# Drawings



## Joe_Bassett (Nov 11, 2016)

Mar and Sam at the Gym
Experimenting with diff types of clothes

Sam and Soul switching outfits for the day
playing with styles and poses


----------



## Winston (Nov 12, 2016)

Detail:  The weight plates on #2 image (green shorts)... Smaller weight plates go on the outside, per standard lifting protocol.  

The blue / grey skin on drawing #4 is engaging, but is somewhat diluted by the similar colored hair.  Such good contrast overall.


----------



## Firemajic (Nov 12, 2016)

I love your attention to detail, and I love these new pics...


----------



## TKent (Nov 12, 2016)

gorgeous!! some day I'll try anime!


----------



## Joe_Bassett (Nov 12, 2016)

Winston said:


> Detail:  The weight plates on #2 image (green shorts)... Smaller weight plates go on the outside, per standard lifting protocol.

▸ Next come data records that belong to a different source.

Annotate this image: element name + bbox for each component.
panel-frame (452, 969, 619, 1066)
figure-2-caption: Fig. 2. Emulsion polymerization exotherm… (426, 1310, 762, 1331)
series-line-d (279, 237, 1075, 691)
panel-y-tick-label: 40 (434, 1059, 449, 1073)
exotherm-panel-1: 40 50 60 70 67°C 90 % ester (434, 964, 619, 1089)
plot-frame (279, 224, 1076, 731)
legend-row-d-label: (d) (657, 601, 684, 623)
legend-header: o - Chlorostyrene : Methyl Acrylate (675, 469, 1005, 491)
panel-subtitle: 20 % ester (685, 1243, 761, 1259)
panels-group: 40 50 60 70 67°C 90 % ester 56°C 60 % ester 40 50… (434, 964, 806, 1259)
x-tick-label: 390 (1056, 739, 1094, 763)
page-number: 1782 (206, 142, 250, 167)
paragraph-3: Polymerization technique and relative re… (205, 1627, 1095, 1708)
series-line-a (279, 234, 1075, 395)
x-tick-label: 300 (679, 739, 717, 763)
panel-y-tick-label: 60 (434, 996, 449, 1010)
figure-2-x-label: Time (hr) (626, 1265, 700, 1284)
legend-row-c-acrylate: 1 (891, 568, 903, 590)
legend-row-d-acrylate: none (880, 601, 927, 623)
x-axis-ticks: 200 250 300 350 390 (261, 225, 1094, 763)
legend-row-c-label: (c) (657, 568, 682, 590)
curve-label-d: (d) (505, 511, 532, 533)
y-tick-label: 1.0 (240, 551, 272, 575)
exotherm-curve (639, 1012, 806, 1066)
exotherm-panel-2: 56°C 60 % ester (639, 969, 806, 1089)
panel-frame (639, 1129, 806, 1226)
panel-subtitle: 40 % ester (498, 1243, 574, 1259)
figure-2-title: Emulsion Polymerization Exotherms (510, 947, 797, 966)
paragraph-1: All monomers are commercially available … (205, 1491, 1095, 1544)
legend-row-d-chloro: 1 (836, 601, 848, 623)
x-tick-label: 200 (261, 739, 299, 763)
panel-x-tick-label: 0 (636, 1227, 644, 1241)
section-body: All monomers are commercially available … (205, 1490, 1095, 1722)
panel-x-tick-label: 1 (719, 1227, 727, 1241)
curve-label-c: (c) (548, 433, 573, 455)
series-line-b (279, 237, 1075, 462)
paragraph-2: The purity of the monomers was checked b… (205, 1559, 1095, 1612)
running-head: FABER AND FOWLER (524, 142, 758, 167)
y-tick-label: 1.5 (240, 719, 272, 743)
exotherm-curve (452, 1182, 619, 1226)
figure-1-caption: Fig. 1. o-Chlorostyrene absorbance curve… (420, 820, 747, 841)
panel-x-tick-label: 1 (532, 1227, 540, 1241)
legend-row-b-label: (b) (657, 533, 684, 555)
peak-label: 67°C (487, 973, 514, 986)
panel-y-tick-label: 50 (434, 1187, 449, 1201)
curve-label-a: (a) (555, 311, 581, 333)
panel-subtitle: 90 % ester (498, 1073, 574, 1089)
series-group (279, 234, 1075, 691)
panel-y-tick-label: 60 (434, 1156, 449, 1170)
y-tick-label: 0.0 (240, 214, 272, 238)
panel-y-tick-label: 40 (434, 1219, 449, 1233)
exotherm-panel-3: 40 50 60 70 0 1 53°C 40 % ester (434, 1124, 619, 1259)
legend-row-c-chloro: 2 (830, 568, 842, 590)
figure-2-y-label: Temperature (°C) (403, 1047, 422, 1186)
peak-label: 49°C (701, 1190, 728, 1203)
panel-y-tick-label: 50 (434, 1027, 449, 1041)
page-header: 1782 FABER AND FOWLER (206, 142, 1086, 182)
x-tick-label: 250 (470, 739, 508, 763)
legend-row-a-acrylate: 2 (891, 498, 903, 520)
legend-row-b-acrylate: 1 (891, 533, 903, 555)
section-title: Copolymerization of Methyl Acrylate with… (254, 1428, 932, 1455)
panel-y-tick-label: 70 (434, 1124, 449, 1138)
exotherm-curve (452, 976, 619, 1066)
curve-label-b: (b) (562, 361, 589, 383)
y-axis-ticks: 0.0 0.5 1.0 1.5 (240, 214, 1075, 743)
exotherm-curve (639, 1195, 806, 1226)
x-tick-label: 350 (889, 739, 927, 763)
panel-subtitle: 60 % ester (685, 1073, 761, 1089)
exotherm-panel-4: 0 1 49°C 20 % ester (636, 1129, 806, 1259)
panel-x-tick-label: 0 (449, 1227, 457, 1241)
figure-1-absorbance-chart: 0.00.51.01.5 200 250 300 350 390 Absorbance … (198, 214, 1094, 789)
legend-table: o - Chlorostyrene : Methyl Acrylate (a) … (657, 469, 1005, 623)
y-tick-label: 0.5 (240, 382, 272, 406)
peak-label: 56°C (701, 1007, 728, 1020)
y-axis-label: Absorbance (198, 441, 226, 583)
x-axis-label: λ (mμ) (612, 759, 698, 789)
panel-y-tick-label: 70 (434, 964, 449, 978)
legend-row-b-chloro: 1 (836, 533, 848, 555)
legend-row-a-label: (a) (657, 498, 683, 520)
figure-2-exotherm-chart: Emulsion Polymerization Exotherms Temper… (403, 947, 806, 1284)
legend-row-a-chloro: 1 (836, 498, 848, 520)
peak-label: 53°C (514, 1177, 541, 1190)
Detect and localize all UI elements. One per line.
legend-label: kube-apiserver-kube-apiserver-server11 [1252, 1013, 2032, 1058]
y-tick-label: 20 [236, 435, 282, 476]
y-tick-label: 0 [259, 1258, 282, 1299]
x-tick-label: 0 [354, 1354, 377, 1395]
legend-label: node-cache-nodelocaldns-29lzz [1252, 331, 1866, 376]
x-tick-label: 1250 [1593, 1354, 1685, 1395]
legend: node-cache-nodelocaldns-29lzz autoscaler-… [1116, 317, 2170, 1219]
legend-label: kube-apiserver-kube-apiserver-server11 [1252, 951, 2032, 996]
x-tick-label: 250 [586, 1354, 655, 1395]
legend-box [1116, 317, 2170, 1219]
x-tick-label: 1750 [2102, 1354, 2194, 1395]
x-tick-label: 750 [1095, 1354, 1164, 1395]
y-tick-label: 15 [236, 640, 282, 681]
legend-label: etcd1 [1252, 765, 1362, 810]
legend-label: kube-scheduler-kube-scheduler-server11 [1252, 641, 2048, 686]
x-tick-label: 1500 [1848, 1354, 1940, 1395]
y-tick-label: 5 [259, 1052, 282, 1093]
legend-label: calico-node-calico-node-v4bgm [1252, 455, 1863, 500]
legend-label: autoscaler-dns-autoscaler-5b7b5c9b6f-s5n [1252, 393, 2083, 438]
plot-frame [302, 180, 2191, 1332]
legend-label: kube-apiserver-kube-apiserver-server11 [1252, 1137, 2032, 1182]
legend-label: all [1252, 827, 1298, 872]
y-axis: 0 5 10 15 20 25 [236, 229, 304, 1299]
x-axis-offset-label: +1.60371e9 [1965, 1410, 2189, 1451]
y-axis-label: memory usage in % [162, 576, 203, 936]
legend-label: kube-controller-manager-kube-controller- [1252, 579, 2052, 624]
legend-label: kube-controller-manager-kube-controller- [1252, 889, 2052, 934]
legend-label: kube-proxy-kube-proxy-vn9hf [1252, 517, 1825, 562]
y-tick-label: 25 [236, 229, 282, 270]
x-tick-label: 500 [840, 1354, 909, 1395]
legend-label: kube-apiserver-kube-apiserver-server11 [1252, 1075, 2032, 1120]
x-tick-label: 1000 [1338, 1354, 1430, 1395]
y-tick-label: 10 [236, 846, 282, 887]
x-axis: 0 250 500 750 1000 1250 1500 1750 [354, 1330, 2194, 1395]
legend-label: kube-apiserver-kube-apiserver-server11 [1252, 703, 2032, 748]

Thanks!  I wasnt using a reference for that one, I'll remember that for next time


----------



## Joe_Bassett (Nov 13, 2016)

Here's a more recent drawing

Mar (Tall dude on the left) and Sirius(Sirius-looking[lol] dude on the right)
For this one and the last one I switched the character's outfits, just for fun


----------



## Firemajic (Nov 13, 2016)

Good stuff....


----------



## Joe_Bassett (Nov 15, 2016)

Dramatic


----------